Согласно диалектике Платона,  одно и то же, в одной и той же вещи,  может вместе быть и не быть, но для этого необходимо не рассматривать вещь с её неподвижными однозначными определениями  (рассудочными, метафизическими) – «да» или «нет», но погрузить её в стихию диалектического мышления, которая эту однозначную определенность разрушит и превратит  в противоположную. Но и это ещё не всё. Процесс тотального опосредствования приведёт к их синтезу, к соединению этих противоположных определений. Получается, что не субъект суждения, т.е. не логический элемент суждения,  непосредственно объединяет предикаты, а само диалектическое мышление. Субъект  (подлежащее) в суждении (предложении), т.е. логическая структура  подменяется субъектом познания. Субъект логической формы в суждении заменяется субъектом логического мышления. Можно выразить эту мысль иначе:  предмет познания подменяется его субъектом.

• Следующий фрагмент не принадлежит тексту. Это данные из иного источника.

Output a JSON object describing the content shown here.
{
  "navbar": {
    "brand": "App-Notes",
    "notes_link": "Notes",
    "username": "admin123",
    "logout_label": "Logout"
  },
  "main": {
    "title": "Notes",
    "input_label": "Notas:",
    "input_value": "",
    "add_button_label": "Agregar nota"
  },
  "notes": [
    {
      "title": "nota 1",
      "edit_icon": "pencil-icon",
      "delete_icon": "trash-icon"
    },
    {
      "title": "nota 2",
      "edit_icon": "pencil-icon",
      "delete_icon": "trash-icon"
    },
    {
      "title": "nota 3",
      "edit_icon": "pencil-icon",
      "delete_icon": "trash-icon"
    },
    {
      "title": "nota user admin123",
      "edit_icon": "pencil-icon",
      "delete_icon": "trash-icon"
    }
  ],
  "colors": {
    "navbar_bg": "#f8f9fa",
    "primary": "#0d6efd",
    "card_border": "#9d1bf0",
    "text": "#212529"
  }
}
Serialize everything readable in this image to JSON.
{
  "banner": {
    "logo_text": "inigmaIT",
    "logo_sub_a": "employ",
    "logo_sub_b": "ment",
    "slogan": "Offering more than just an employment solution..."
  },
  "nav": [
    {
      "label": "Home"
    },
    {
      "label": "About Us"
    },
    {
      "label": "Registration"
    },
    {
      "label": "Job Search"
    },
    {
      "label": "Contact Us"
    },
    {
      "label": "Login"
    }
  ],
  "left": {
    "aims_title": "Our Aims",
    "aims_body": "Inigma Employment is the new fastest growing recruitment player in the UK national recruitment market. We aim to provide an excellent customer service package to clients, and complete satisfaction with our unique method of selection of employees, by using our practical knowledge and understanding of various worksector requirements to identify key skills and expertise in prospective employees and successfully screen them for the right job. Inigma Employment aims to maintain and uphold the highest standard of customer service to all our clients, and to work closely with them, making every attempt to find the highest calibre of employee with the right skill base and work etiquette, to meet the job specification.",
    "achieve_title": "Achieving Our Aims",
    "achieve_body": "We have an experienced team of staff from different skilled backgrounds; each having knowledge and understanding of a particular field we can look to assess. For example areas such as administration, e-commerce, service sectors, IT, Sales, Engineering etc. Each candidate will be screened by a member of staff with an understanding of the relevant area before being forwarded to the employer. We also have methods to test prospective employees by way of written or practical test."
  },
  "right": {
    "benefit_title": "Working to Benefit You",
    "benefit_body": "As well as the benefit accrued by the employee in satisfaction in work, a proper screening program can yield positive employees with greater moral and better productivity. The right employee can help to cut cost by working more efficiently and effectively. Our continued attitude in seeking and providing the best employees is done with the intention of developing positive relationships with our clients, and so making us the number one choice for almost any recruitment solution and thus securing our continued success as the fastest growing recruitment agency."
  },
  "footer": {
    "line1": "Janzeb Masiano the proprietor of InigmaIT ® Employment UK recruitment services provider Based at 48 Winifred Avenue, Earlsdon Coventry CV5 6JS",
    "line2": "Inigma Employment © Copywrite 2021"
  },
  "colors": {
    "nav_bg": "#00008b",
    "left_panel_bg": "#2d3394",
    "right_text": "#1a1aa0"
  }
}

 В этом случае, предмет (субъект, подлежащее), как у Аристотеля,  не рассматривается как посредник (элемент), который соединяет определения (предикаты). Его место занимает субъект познания (мышления).  В итоге, вещь (субъект, подлежащее) рассматривается не в своей однозначной непосредственности, а наделяется определениями мышления самого по себе. Таким образом, диалектическое мышление трансформирует содержание предмета (субъекта, предиката), т.е., вносит в него своё собственное содержание, навязывает предмету собственные свойства. В этой подмене находится источник диалектического мышления, которое подчиняет объективность содержания предмета (самого по себе) — содержанию своей собственной деятельности. Говоря проще, диалектическое мышление искажает (уродует) содержание рассматриваемого предмета.  Разумеется, что эта трансформация содержания предмета (субъекта, подлежащего) рассматривается  самим диалектическим мышлением как законная.

В своей работе «История греческой философии в её связи с наукой», П.П.Гайденко отмечает, что в современной философии и науке господствует представление, что диалектика рассматривает предметы с точки зрения изменения и развития, чего нельзя сказать о формально-логическом методе, создателем которого справедливо считают Аристотеля [Там же].  На самом деле, это не совсем так. И первым, кто это обнаружил, был Аристотель. Аристотель   упрекает диалектику Платона именно в том, что она не способна рассмотреть с точки зрения изменения и развития чувственный мир, который для Платона непознаваемый и носит случайный характер. 

Этот диалектический парадокс П.П. Гайденко объясняет тем, что «… диалектика Платона рассматривает предмет в его изменении, но только это особый предмет – логический; парадоксальным образом оказывается, что при этом в поле зрения Платона не попадает то изменение, которое происходит с чувственными вещами » [ Там же].

«Еще более парадоксально то, — пишет П.П.Гайденко, — что для создания условий, при которых в поле зрения науки могли бы оказаться изменения, происходящие в чувственном мире, нужно было разработать логику, которая отличается от платоновской, а именно такую, в которой сами логические формы перестали бы быть субъектом изменения. Субъект изменения у Аристотеля из сферы логической переместился в то «подлежащее», по отношению к которому логические определения выступили как «сказуемые», как «предикаты». Если у Платона «отношение» было первичным, а «относимые» — вторичными, то у Аристотеля дело обстоит, наоборот» [Там же]. «Платон, говоря современным языком, не может объяснить развитие и изменение, ибо его система синхронична и диахрония в ее рамках невозможна, она разрушает эту систему» [Там же].